# Frösche über Nacht verschwunden...



## AxelG (20. Mai 2008)

Hallo,

in unserem Gartenteich tummelten sich bis vor zwei Tagen noch jede Menge __ Frösche und __ Molche.
Der Teich hat eine Größe von ca. 7,5m x 4m und mißt an der tiefsten Stelle 1,5m.
Aufgehorcht habe ich schon gestern abend, als von den Fröschen nichts mehr zu hören und zu sehen war. Heute mittag habe ich dann noch mal nachgeschaut und 4 tote Molche und zwei lebende im Wasser gefunden. Der Teich steht erst seit letztem Frühjahr, ist noch nicht stark eingewachsen und alles Tiere sind von alleine zugewandert.

Vor einer Woche hatte ich noch um die 50 Molche gezählt und mindesten 10 Teichfrösche.

Jetzt suche ich nach Erklärungen.

Es ist in den letzten zwei Tagen doch recht kühl gewesen. Ob aber deswegen sämtliche Frösche plötzlich abwandern, glaube ich eigentlich nicht. So kühl wars ja nun auch wieder nicht bei uns in Frankfurt und diese Froschart soll ja ganzjährig am/im Teich leben.

Das Wasser ist ziemlich klar und riecht auch unverdächtig, wie immer.

Gruß,
Axel


----------



## alex001 (20. Mai 2008)

*AW:  Frösche über Nacht verschwunden...*

Hallo Axel.


Vielleicht steht ja ein Erdbeeben bevor  


Spaß beiseite: Komisch ist das ganze ja schon irgendwie. Am besten wäre du nimmst mal ne Wasserprobe und testest das Wasser, denn man kann nicht alles riechen oder sehen.


Gruß Alex


----------



## Teichfreund (20. Mai 2008)

*AW:  Frösche über Nacht verschwunden...*

Hi Axel,

das hört sich an, als ob dein Wasser vergiftet wäre. Wie man das allerdings herausfinden kann, habe ich leider keine Idee, da ohne technische Hilfe vermutlich wenig herauszufinden ist. Da hat Alex schon recht mit seiner Probe.

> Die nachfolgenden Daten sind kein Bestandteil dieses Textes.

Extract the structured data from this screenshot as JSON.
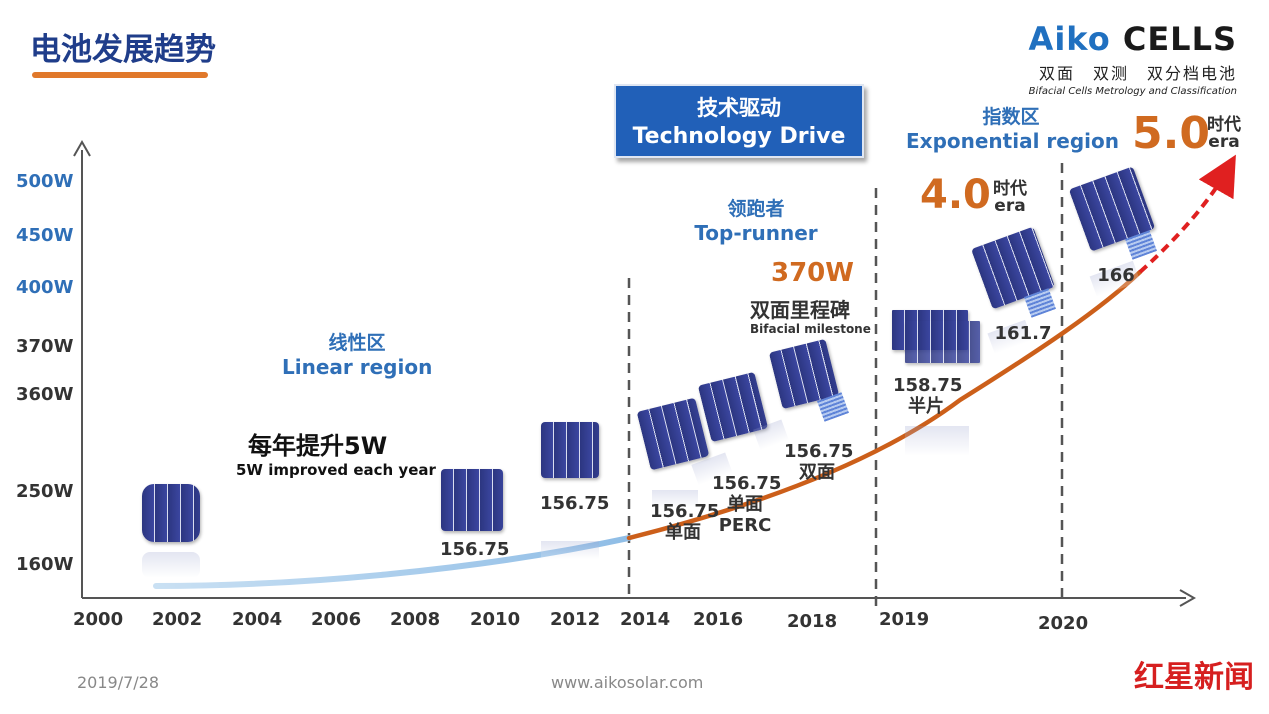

Dass Frösche wandern ist allerdings bekannt. Bei meinem Teich hatte ich vor 2Jahren auch über 40 Stück. Letztes Jahr haben die sich allerdings etwas sehr rar gemacht. Ich sehe die Frösche auch regelmäßig über das Gras huschen (auch tagsüber), wenn sie wieder zum Termin mit dem hübschen Lieschen des Nachbarteichs verabredet sind.
Das mit den Molchen würde mich allerdings sehr stutzig machen. Ich kenne viele Teiche mit vielen Molchen, 4 tote __ Molche auf einen Schlag habe ich allerdings noch nie erlebt. Dass sie tot sind und nicht einfach in Ruhe verharren (was bei den momentanen Temperaturen ja auch nicht der Fall sein sollte), steht aber definitiv fest?


Grüße, Markus


----------